Additionally, the outdoors can bring up connotations of enslavement and lynching for Black communities and violent displacement for Indigenous people, and many continue to experience discrimination in outdoor recreational spaces. The birder Christian Cooper’s encounter with a white woman in Manhattan’s Central Park in 2020, for example, or the fatal shooting of Ahmed Arbery in Georgia while he was said to be out jogging have spotlighted some of the difficulties of being a nonwhite person outdoors.
Seemingly simple activities, like a walk in the park, can unconsciously trigger a fight or flight response for some people, making them hypervigilant for dangers, said Laura Marques Brown, a clinician at Anchored Hope Therapy in Maryland who specializes in nature-based therapy for low-income people of color. “I remind ecotherapists, especially white ones, to consider how walking through dense woods as a Black person might feel.”

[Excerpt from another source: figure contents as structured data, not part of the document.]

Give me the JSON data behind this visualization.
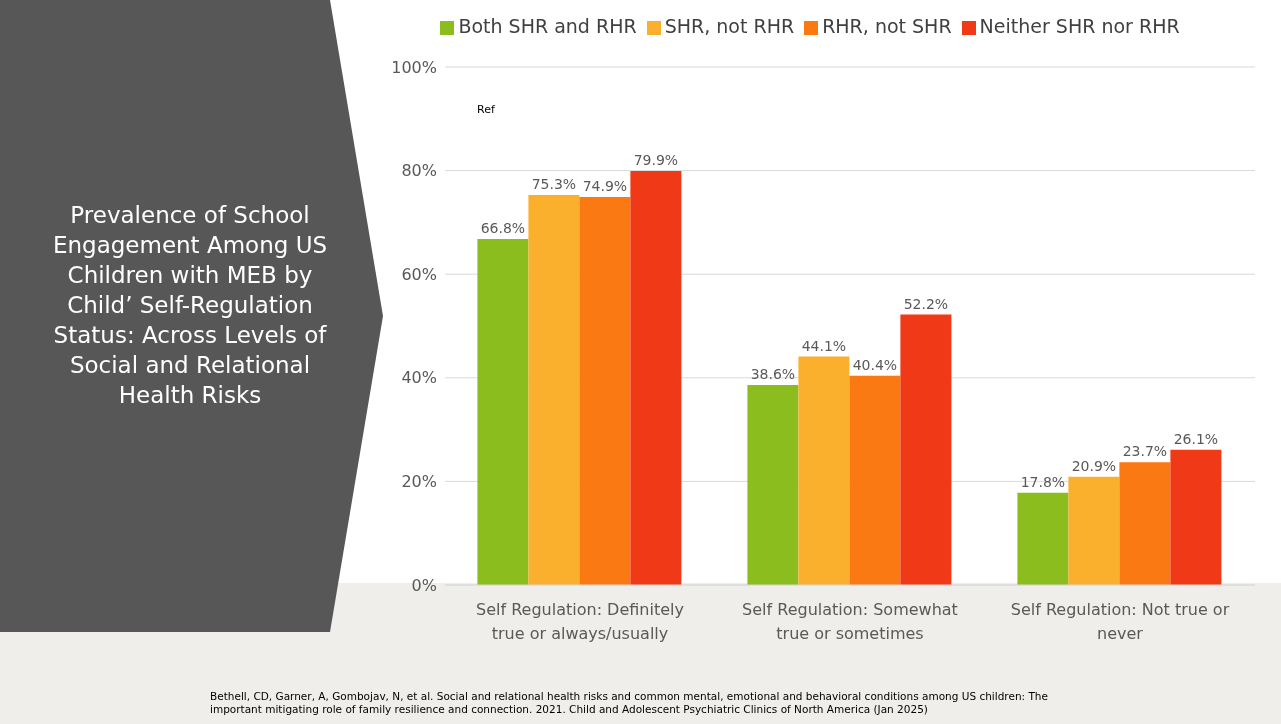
{
  "chart_data": {
    "type": "bar",
    "title": "Prevalence of School Engagement Among US Children with MEB by Child’ Self-Regulation Status: Across Levels of Social and Relational Health Risks",
    "categories": [
      "Self Regulation: Definitely true or always/usually",
      "Self Regulation: Somewhat true or sometimes",
      "Self Regulation: Not true or never"
    ],
    "series": [
      {
        "name": "Both SHR and RHR",
        "color": "#8cbd1f",
        "values": [
          66.8,
          38.6,
          17.8
        ],
        "value_labels": [
          "66.8%",
          "38.6%",
          "17.8%"
        ]
      },
      {
        "name": "SHR, not RHR",
        "color": "#fbb02d",
        "values": [
          75.3,
          44.1,
          20.9
        ],
        "value_labels": [
          "75.3%",
          "44.1%",
          "20.9%"
        ]
      },
      {
        "name": "RHR, not SHR",
        "color": "#fb7912",
        "values": [
          74.9,
          40.4,
          23.7
        ],
        "value_labels": [
          "74.9%",
          "40.4%",
          "23.7%"
        ]
      },
      {
        "name": "Neither SHR nor RHR",
        "color": "#f03a17",
        "values": [
          79.9,
          52.2,
          26.1
        ],
        "value_labels": [
          "79.9%",
          "52.2%",
          "26.1%"
        ]
      }
    ],
    "ylim": [
      0,
      100
    ],
    "yticks": [
      {
        "value": 0,
        "label": "0%"
      },
      {
        "value": 20,
        "label": "20%"
      },
      {
        "value": 40,
        "label": "40%"
      },
      {
        "value": 60,
        "label": "60%"
      },
      {
        "value": 80,
        "label": "80%"
      },
      {
        "value": 100,
        "label": "100%"
      }
    ],
    "grid": "y",
    "legend": "top",
    "annotations": [
      "Ref",
      "Bethell, CD, Garner, A, Gombojav, N, et al.  Social and relational health risks and common mental, emotional and behavioral conditions among US children: The important mitigating role of family resilience and connection. 2021.  Child and Adolescent Psychiatric Clinics of North America (Jan 2025)"
    ]
  }
}
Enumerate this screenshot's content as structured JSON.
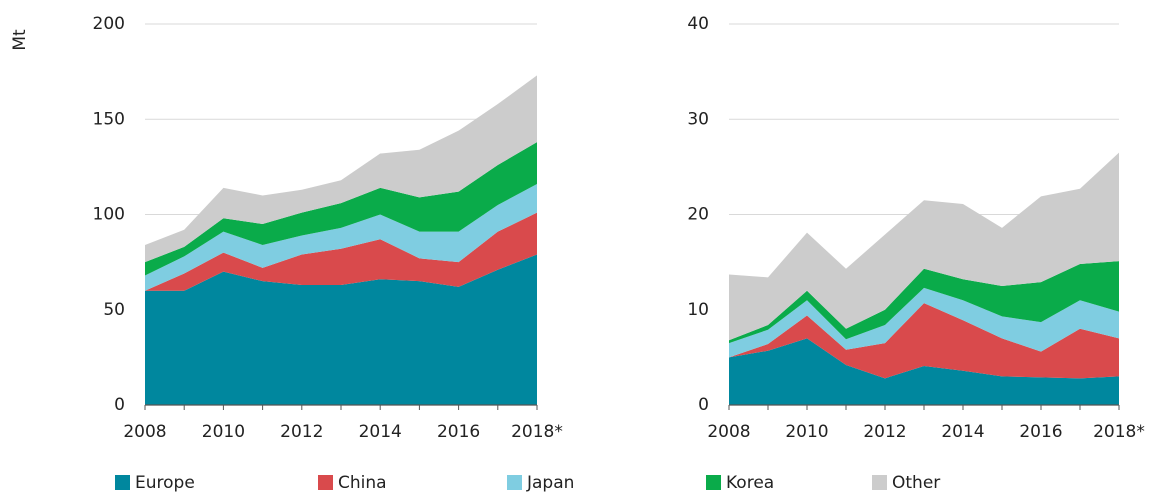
{
  "chart_data": [
    {
      "type": "stacked-area",
      "y_label": "Mt",
      "categories": [
        "2008",
        null,
        "2010",
        null,
        "2012",
        null,
        "2014",
        null,
        "2016",
        null,
        "2018*"
      ],
      "ylim": [
        0,
        200
      ],
      "yticks": [
        0,
        50,
        100,
        150,
        200
      ],
      "grid": true,
      "series": [
        {
          "name": "Europe",
          "color": "#00879e",
          "values": [
            60,
            60,
            70,
            65,
            63,
            63,
            66,
            65,
            62,
            71,
            79
          ]
        },
        {
          "name": "China",
          "color": "#d94a4c",
          "values": [
            0,
            9,
            10,
            7,
            16,
            19,
            21,
            12,
            13,
            20,
            22
          ]
        },
        {
          "name": "Japan",
          "color": "#7fcde1",
          "values": [
            8,
            9,
            11,
            12,
            10,
            11,
            13,
            14,
            16,
            14,
            15
          ]
        },
        {
          "name": "Korea",
          "color": "#0aab4a",
          "values": [
            7,
            5,
            7,
            11,
            12,
            13,
            14,
            18,
            21,
            21,
            22
          ]
        },
        {
          "name": "Other",
          "color": "#cccccc",
          "values": [
            9,
            9,
            16,
            15,
            12,
            12,
            18,
            25,
            32,
            32,
            35
          ]
        }
      ]
    },
    {
      "type": "stacked-area",
      "categories": [
        "2008",
        null,
        "2010",
        null,
        "2012",
        null,
        "2014",
        null,
        "2016",
        null,
        "2018*"
      ],
      "ylim": [
        0,
        40
      ],
      "yticks": [
        0,
        10,
        20,
        30,
        40
      ],
      "grid": true,
      "series": [
        {
          "name": "Europe",
          "color": "#00879e",
          "values": [
            5,
            5.7,
            7,
            4.2,
            2.8,
            4.1,
            3.6,
            3.0,
            2.9,
            2.8,
            3.0
          ]
        },
        {
          "name": "China",
          "color": "#d94a4c",
          "values": [
            0,
            0.7,
            2.4,
            1.6,
            3.7,
            6.6,
            5.3,
            4.0,
            2.7,
            5.2,
            4.0
          ]
        },
        {
          "name": "Japan",
          "color": "#7fcde1",
          "values": [
            1.5,
            1.5,
            1.6,
            1.1,
            1.9,
            1.6,
            2.1,
            2.3,
            3.1,
            3.0,
            2.8
          ]
        },
        {
          "name": "Korea",
          "color": "#0aab4a",
          "values": [
            0.3,
            0.5,
            1.0,
            1.1,
            1.6,
            2.0,
            2.2,
            3.2,
            4.2,
            3.8,
            5.3
          ]
        },
        {
          "name": "Other",
          "color": "#cccccc",
          "values": [
            6.9,
            5.0,
            6.1,
            6.3,
            7.9,
            7.2,
            7.9,
            6.1,
            9.0,
            7.9,
            11.4
          ]
        }
      ]
    }
  ]
}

Acknowledging the racist history of the outdoors is an important first step toward making people of color feel safer in nature, Ms. Marques Brown said. She, for example, begins her one-on-one outdoor sessions by walking clients through the history of the Indigenous land that the clinic is on in an effort to make them feel less alienated in that natural space.
“I tell my clients that when we go outside, we are with generations of family,” she said.
For others, joining a group outing can also help puncture some of that unease. While Ms. Philips, the 64-year-old camper, went on a solo backpacking trip through Europe years ago, she now feels less confident outdoors in light of the recent spike in violence against people of color. When she started hiking with Outdoor Journal, she found the diversity of the group comforting. It felt “like a village,” she said.